Wenn schon die Kita nicht für alle auf hat, sollten zumindest die Gebühren erlassen werden, fordern Elternvertreter. Foto: dpa/Daniel Naupold

Mit seiner rückhaltlosen Unterstützung der Kitaschließungen hat sich der Gesamtelternbeirat der städtischen Betreuungseinrichtungen bei Eltern unbeliebt gemacht.

Stuttgart - „Entsetzen“ sei ihre erste Reaktion gewesen, als sie das Statement ihres Gesamtelternbeirates (GEB) gelesen habe, sagt eine Elternbeirätin einer städtischen Kita in Stuttgart. In dem Schreiben, das der GEB der städtischen Kindertageseinrichtungen, Horte und Schülerhäuser auf seiner Homepage veröffentlicht hatte, werden die weiter gehenden Kitaschließungen begrüßt. Natürlich gehe der Schutz der Gesundheit von Kindern, Eltern und Erziehern vor. Dennoch finde sie das Schreiben „undifferenziert“, sagt die verärgerte Elternbeirätin. Der Text gehe an der Lebensrealität vieler Kinder und Eltern vorbei. Das seelische Wohl der isolierten Kinder werde ebenso wenig thematisiert wie die Probleme von Familien mit finanziellen Einbußen oder in beengten Wohnungen.

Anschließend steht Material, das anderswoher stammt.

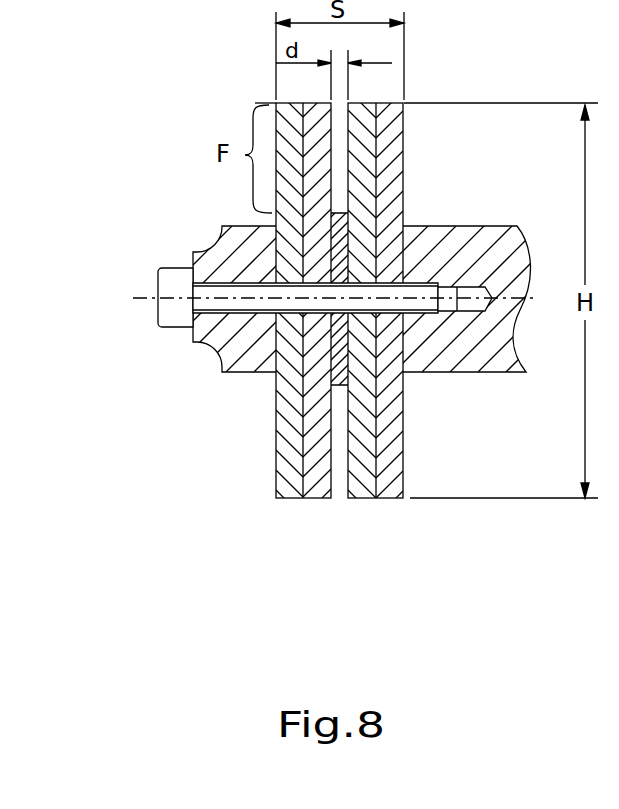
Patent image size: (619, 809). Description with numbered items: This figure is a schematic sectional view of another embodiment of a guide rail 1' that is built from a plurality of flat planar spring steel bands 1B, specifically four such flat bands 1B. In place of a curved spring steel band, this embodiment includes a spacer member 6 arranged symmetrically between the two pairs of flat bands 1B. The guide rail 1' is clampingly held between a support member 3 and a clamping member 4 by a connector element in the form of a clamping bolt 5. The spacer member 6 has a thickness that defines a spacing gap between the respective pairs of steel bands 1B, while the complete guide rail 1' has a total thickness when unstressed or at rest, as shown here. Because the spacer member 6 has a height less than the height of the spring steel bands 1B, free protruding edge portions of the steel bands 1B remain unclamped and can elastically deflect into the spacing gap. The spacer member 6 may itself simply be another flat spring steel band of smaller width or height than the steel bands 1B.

The flat planar spring steel band 1B is at (390, 483).
The guide rail 1' is at (158, 450).
The support member 3 is at (432, 258).
The clamping member 4 is at (238, 330).
The clamping bolt 5 is at (170, 283).
The spacer member 6 is at (327, 352).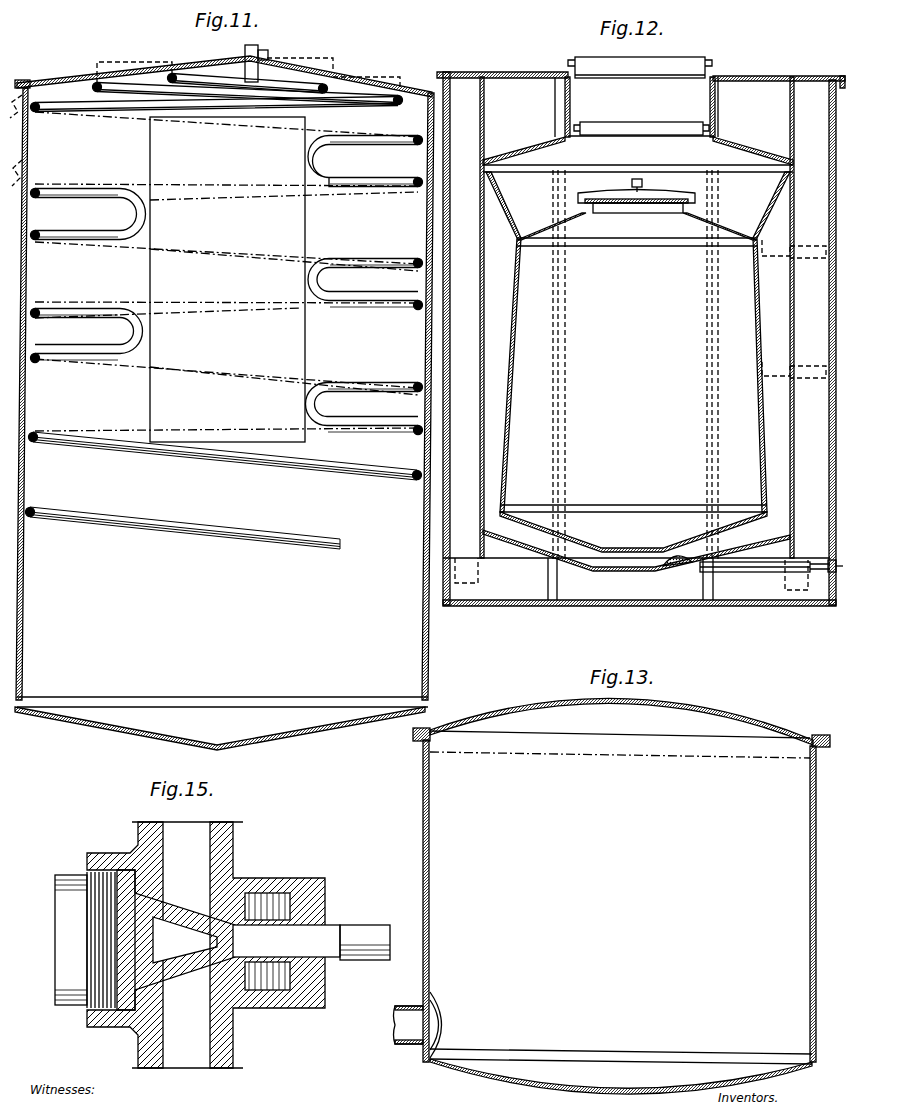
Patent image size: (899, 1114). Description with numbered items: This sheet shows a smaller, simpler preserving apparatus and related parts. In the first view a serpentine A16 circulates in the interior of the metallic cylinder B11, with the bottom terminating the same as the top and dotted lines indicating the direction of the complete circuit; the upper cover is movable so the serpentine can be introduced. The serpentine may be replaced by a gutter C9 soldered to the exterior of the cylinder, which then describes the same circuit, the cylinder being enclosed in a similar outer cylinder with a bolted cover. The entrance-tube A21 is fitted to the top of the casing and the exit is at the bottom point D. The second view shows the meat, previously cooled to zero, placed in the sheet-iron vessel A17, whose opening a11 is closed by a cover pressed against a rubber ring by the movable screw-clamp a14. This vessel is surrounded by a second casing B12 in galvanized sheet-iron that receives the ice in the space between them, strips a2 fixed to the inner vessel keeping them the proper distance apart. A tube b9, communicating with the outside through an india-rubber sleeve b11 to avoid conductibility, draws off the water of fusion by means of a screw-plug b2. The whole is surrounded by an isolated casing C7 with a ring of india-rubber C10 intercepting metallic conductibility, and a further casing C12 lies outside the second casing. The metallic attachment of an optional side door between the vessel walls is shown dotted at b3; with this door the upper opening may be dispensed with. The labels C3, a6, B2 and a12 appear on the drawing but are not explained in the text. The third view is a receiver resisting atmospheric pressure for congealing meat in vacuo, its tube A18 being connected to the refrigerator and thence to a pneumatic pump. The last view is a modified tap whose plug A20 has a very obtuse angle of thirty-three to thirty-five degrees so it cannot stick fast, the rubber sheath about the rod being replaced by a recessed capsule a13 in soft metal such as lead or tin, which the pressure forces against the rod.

In FIG. 11, the serpentine A16 is at (224, 307).
In FIG. 11, the entrance-tube A21 is at (262, 58).
In FIG. 11, the gutter C9 is at (248, 64).
In FIG. 12, the gutter C9 is at (466, 444).
In FIG. 11, the tank wall bracket C3 is at (12, 140).
In FIG. 11, the metallic cylinder B11 is at (227, 285).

Das Schreiben, das unter Eltern zirkuliert und diskutiert wird, war eine Reaktion auf die weitergehenden Kitaschließungen. „Diese Entscheidung begrüßt der GEB, da die vorgeschriebenen Hygienemaßnahmen im Kita-Alltag nicht ohne weiteres umzusetzen sind“, heißt es darin. Und weiter: „Unsere Kinder sind in dieser herausfordernden Zeit am besten in der eigenen Familie aufgehoben. Gleichzeitig ist es auch Pflicht von uns Eltern, unseren Beitrag dazu beizutragen, dass diese Pandemie abgeflacht werden kann. Da kommt das schöne Wetter sehr gelegen und . . . wir können den Frühling unter freiem Himmel genießen.“

Das klinge wie „Hohn“, findet eine Mutter

In dieser Passage finden sich viele nicht wieder. „Das klingt in Teilen wie Hohn“, schreibt eine Mutter in einem Elternchat. Mit Genuss sei nicht viel, wenn man versuche, Arbeit und Kinderbetreuung zu verbinden. Mindestens ein Kita-Elternbeirat hat eine schriftliche Reaktion an den GEB geschickt. In dem Schreiben der Einrichtung aus Heumaden wird aufgelistet, was sich die Eltern vom GEB erwarten. Unter anderem den Einsatz für finanziellen Ausgleich bei Gehaltseinbußen und „dass Kinderspielplätze unter Berücksichtigung des Abstandsgebots unter Aufsicht eines Erwachsenen wieder genutzt werden dürfen“.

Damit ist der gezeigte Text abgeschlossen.